HUD attempts to fix its own mistake

The Department will reinstitute an Obama-era rule and rescind one put in place by the Trump Administration to prevent confusion with housing discrimination issues

The U.S. Department of Housing and Urban Development (HUD) is trying to right its own perceived wrong.

In late June, HUD published a proposal to the Federal Register that would restore the Obama-era discriminatory effects rule (first published in 2013) and rescind the Trump-era disparate impact rule (first published in 2020), stating the “2013 rule is more consistent with decades of caselaw and better effectuates the (Fair Housing) Act’s broad remedial purpose of eradicating unnecessary discriminatory practices from the housing market.”

There was a strong belief that the 2020 update to the Act would have made it harder for those who were trying to seek fair housing justice to legally prove discrimination and that it complicated the assessment of discrimination by mandating new requirements of proof, new legal defenses, and changing the pleading requirements to cloud whether or not the Fair Housing Act was, in fact, violated.

“We must acknowledge that discrimination in housing continues today and that individuals, including people of color and those with disabilities, continue to be denied equal access to rental housing and homeownership.”

The 2020 rule never actually took effect because of a court injunction issued in the U.S. District Court for the District of Massachusetts as part of the Massachusetts Fair Housing Center v.

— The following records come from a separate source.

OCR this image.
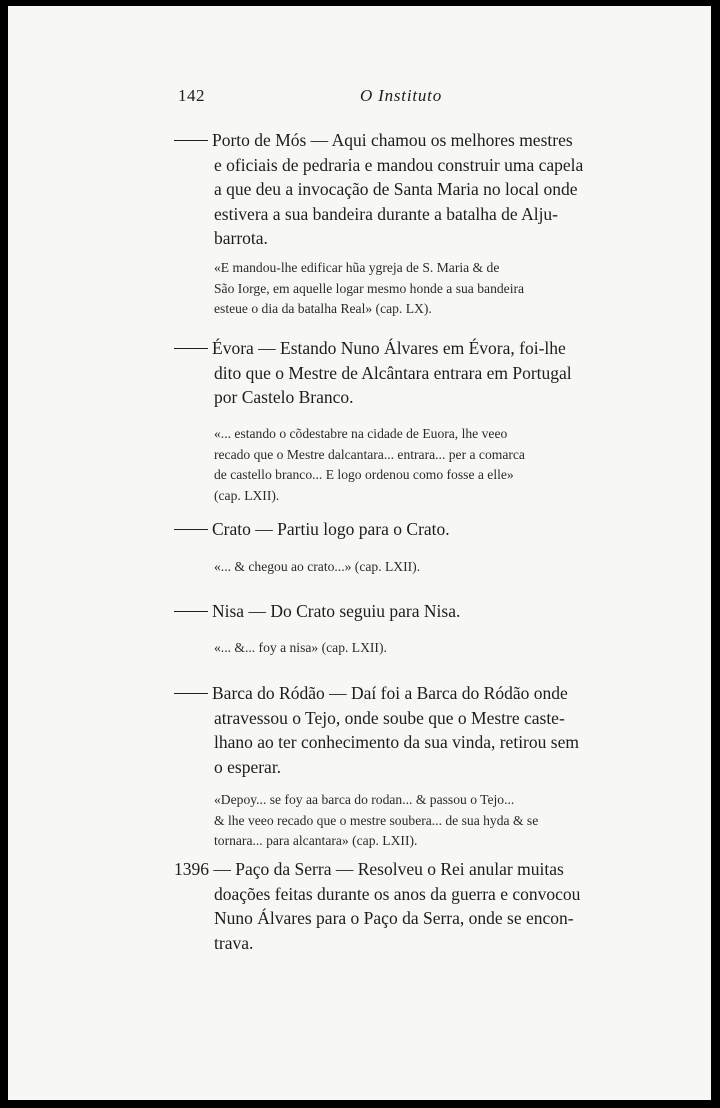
142	O Instituto

Porto de Mós — Aqui chamou os melhores mestres

e oficiais de pedraria e mandou construir uma capela

a que deu a invocação de Santa Maria no local onde

estivera a sua bandeira durante a batalha de Alju-

barrota.

«E mandou-lhe edificar hũa ygreja de S. Maria & de

São Iorge, em aquelle logar mesmo honde a sua bandeira

esteue o dia da batalha Real» (cap. LX).

Évora — Estando Nuno Álvares em Évora, foi-lhe

dito que o Mestre de Alcântara entrara em Portugal

por Castelo Branco.

«... estando o cõdestabre na cidade de Euora, lhe veeo

recado que o Mestre dalcantara... entrara... per a comarca

de castello branco... E logo ordenou como fosse a elle»

(cap. LXII).

Crato — Partiu logo para o Crato.

«... & chegou ao crato...» (cap. LXII).

Nisa — Do Crato seguiu para Nisa.

«... &... foy a nisa» (cap. LXII).

Barca do Ródão — Daí foi a Barca do Ródão onde

atravessou o Tejo, onde soube que o Mestre caste-

lhano ao ter conhecimento da sua vinda, retirou sem

o esperar.

«Depoy... se foy aa barca do rodan... & passou o Tejo...

& lhe veeo recado que o mestre soubera... de sua hyda & se

tornara... para alcantara» (cap. LXII).

1396 — Paço da Serra — Resolveu o Rei anular muitas

doações feitas durante os anos da guerra e convocou

Nuno Álvares para o Paço da Serra, onde se encon-

trava.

HUD court case.

HUD indicated that by reverting back to the 2013 rule, it would allow for more clear analysis.

“We must acknowledge that discrimination in housing continues today and that individuals, including people of color and those with disabilities, continue to be denied equal access to rental housing and homeownership,” HUD Secretary Marcia Fudge told Housing Wire. “It is a new day at HUD-and our Department is working to lift barriers to housing and promote diverse, inclusive communities across the country.”

There has been a lot of consternation surrounding these rule modifications or potential rule changes. Former HUD Secretary Ben Carson issued guidelines that outlined a five-step approach that required regulators to identify intentional discrimination by lenders.

Under the 2013 rule, which HUD is looking to reinstate, housing providers and lenders could be liable for discrimination tactics even if it were unintentional.

But the Trump Administration began pushing for change as far back as the former president’s first year in office. In 2017, he asked the Department of the Treasury to urge HUD to change the disparate impact rule.

That got a lot of push back from other elected officials, as well as other civil rights groups and trade organizations including the National Association of REALTORS ®. These organizations banded together with one voice, expressing concern that the new rule would spur on additional housing discrimination through structured racism.

After the controversial changes were issued in 2020, a federal judge delivered a preliminary injunction in October to stop HUD from implementing the rule until the legal challenge was resolved.

President Biden issued a memorandum in the first week of his presidency ordering HUD to take all the necessary steps to ensure compliance with the Fair Housing Act

On January 26, 2021, President Biden issued a memorandum ordering HUD to “take all steps necessary” to examine the effects of the 2020 Rule, including the effect that amending the 2013 Rule has had on HUD’s statutory duty to ensure compliance with the Fair Housing Act.

According to the notice issued by HUD, those who wish to comment on the proposed rulemaking may do so through Aug. 24, 2021.